My code wraps up code from GrammarViz. To use it, you'll first need to run:
git clone https://github.com/GrammarViz2/grammarviz2_src.git
cd grammarviz2_src
mvn package -Psingle
...to build the jar. I wrote a wrapper that implements the scikit-learn
BaseEstimator interface so I could use scikit's Pipeline and GridSearchCV
for cross-validation parameter grid search. To allow the wrapper to find the
GrammarViz code, you have two options. You can either add an environment
variable, like so:
export GRAMMARVIZ_HOME="/path/to/grammarviz2_src/target/"
...or you can pass that path using the --gviz-home flag.
The other dependencies are listed in the requirements.txt file. Note that
I've bundled one of the requirements (pysax) since the author recommended
this. All custom code is in pure Python, so there is no need to build anything.
The custom Python code is contained in 4 modules:
grammar_parser.py -- Parse text output from GrammarViz CLI into `Grammar` object
motif_tagger.py -- SAX-discretize time series and use `Grammar` object to tag with motifs
motif_finder.py -- Provide a convenient method to run the GrammarViz code and parse it
directly into Python using temporary files for IPC. The code spawns
a subprocess shell to run the JVM in, then parses the results back
into the Python `Grammar` object. This code contains the interface
for the `sklearn.BaseEstimator`, called `MotifFinder`.
grid_search.py -- Using the `MotifFinder` for feature selection and a `sklearn.RandomForest`
for classification, conduct a grid search over the SAX
parameters. The data is output to a csv file and the
accuracy of the best estimator is output to stdout.
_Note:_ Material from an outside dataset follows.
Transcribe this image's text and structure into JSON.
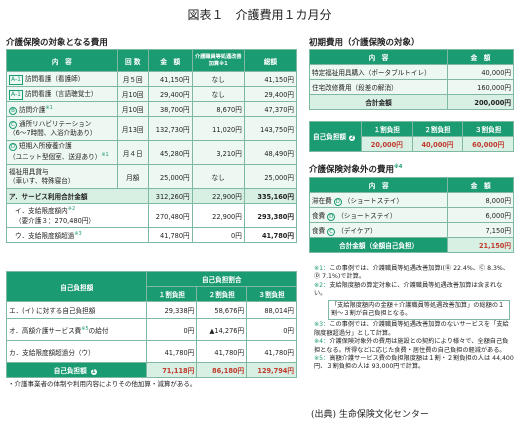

Both motif_finder.py and grid_search.py share a common base CLI.
You can see this by running:
python motif_finder.py -h
I've included the output here for reference:
usage: Get stats from time series dataset files [-h] [-tr TRAIN] [-te TEST]
[-v VERBOSITY]
[-w WINDOW_SIZE] [-p PAA_SIZE]
[-a ALPHABET_SIZE]
[-g GVIZ_HOME]
Motif finding using sequitur
optional arguments:
-h, --help show this help message and exit
-tr TRAIN, --train TRAIN
path to training data file
-te TEST, --test TEST
path to test data file
-v VERBOSITY, --verbosity VERBOSITY
verbosity level for logging; default=1 (INFO)
-w WINDOW_SIZE, --window-size WINDOW_SIZE
window size
-p PAA_SIZE, --paa-size PAA_SIZE
number of letters in a word; SAX word size
-a ALPHABET_SIZE, --alphabet-size ALPHABET_SIZE
size of alphabet; number of bins for SAX
-g GVIZ_HOME, --gviz-home GVIZ_HOME
path to directory with gviz jar
The grid_search.py module also contains an option for where to output results to:
-o OUTPUT_PATH, --output-path OUTPUT_PATH
path to write CV scores to
Finally, I've included two bash scripts and sample data that I used to run some experiments using this code. These scripts assume you have the data in the following structure (same as in zip archive):
├── dataset1
│ ├── test.txt
│ └── train.txt
├── dataset2
│ ├── test.txt
│ └── train.txt
├── dataset3
│ ├── test.txt
│ └── train.txt
├── dataset4
│ ├── test.txt
│ └── train.txt
└── dataset5
├── test.txt
└── train.txt
To run the grid search on all datasets, use grid_search.sh. To compute the
accuracies using the best parameters I found in my experiments, run
compute_accuracies.sh.